Já com as batas brancas colocadas e com a gola azul que os diferencia, os outros voluntários confirmaram o sentimento que se vive no hospital, enquanto voluntário. “Para mim, o voluntariado é o meu spa de espírito”, afirmou um dos voluntários, contando que muitos doentes esperam pela hora de chegada dos voluntários. “É muito gratificante dar uma palavra de ajuda ao outro e ajuda-me a revitalizar os meus problemas”, confidenciou outro. 

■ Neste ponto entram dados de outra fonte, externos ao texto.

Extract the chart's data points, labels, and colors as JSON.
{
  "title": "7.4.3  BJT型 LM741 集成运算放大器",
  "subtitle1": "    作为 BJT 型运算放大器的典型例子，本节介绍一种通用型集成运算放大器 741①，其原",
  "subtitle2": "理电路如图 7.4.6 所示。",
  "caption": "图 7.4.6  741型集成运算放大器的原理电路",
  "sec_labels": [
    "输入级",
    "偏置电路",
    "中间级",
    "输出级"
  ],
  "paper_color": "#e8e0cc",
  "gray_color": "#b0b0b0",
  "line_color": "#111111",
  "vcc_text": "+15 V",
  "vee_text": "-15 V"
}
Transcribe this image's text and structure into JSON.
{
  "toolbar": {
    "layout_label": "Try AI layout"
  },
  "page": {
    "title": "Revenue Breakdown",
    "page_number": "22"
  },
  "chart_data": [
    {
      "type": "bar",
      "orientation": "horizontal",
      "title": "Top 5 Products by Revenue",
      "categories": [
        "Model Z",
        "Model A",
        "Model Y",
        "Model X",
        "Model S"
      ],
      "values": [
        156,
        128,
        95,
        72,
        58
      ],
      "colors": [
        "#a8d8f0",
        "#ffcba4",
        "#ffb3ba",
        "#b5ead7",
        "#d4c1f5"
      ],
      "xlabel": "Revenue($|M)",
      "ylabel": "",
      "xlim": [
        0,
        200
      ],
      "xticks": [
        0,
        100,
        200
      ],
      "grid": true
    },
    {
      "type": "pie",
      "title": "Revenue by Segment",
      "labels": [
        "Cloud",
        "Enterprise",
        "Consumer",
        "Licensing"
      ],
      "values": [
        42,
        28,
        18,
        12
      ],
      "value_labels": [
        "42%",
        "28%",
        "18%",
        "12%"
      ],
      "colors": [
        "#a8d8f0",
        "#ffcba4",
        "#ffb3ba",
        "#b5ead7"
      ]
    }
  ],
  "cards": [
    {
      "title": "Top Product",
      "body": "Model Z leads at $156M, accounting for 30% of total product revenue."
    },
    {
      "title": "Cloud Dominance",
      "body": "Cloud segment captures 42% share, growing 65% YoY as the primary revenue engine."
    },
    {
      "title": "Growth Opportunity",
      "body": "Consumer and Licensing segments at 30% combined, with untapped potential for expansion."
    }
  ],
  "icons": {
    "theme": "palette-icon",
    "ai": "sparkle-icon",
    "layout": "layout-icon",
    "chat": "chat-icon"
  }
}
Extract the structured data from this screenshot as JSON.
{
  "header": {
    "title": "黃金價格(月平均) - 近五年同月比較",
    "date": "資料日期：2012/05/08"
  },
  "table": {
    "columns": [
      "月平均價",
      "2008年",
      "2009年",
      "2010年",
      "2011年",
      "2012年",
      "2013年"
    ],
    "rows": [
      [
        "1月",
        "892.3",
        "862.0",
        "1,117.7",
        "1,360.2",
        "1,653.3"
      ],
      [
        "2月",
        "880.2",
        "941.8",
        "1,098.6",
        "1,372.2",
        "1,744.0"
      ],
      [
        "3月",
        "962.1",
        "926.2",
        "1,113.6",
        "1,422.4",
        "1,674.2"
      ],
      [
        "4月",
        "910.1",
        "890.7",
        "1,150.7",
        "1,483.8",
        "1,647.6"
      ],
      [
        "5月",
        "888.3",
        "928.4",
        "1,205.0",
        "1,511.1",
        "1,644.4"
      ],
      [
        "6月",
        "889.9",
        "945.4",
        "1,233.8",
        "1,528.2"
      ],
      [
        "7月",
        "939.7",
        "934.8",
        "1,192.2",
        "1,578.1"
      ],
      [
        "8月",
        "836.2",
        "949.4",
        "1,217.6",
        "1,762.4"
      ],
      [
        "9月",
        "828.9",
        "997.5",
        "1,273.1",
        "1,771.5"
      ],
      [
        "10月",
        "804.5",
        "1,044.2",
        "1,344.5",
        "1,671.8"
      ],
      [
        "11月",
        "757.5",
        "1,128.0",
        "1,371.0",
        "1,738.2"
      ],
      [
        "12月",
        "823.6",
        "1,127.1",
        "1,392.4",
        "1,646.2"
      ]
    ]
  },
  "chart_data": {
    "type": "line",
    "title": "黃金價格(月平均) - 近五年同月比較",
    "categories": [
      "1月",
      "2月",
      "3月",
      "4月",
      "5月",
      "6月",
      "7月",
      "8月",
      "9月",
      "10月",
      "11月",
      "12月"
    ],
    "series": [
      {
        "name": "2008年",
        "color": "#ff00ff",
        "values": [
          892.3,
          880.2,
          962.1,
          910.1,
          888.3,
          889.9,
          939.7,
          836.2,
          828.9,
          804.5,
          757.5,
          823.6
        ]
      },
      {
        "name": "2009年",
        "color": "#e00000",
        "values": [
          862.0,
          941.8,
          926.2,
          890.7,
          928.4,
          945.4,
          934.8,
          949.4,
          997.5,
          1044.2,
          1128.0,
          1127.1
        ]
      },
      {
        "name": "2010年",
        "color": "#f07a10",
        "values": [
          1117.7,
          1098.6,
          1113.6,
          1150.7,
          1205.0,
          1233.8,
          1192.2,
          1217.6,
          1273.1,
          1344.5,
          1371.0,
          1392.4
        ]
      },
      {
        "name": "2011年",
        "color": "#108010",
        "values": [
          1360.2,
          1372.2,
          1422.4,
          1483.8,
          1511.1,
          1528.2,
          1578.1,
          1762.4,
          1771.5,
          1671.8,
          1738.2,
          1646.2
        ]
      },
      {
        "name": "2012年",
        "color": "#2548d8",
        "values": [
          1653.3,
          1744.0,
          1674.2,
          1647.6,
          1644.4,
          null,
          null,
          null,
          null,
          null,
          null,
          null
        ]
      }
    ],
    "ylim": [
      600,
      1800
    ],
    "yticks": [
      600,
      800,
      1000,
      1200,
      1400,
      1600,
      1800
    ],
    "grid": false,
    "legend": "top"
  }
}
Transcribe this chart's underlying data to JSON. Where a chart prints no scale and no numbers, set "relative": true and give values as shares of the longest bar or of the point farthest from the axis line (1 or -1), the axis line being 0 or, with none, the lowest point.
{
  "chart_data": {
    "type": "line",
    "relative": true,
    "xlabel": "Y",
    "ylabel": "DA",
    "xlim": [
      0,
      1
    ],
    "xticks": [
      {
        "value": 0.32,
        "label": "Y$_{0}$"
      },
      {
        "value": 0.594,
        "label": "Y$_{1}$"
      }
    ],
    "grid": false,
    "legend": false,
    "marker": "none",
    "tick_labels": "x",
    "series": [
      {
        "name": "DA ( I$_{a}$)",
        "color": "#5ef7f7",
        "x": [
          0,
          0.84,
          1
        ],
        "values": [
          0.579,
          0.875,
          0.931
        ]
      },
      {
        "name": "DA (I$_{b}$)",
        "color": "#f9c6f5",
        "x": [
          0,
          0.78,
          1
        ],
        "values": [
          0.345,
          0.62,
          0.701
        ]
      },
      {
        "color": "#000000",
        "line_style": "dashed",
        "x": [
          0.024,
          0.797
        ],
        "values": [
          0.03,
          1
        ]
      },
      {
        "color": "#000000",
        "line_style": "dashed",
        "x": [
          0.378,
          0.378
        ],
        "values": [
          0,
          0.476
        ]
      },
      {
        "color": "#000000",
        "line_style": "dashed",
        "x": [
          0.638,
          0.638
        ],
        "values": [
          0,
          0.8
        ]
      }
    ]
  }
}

Segundo os voluntários, os internamentos são cada vez mais curtos e, por isso, não há laços que criam e “ainda bem” porque “um voluntário tem de saber manter um distanciamento próximo”. “Isto significa que temos de ir para casa e desligar do hospital ou então, acabamos por não aguentar”, referiram. 

O sentir-se útil é também uma das preocupações que se vive no voluntariado. “Para casa, levo a satisfação de ajudar alguém numa pequena tarefa como chegar o telemóvel, ajudá-los a posicionar-se na cama, dar de comer e beber, falar com eles e ouvi-los”, especificaram, enaltecendo “o olhar de gratidão” dos doentes.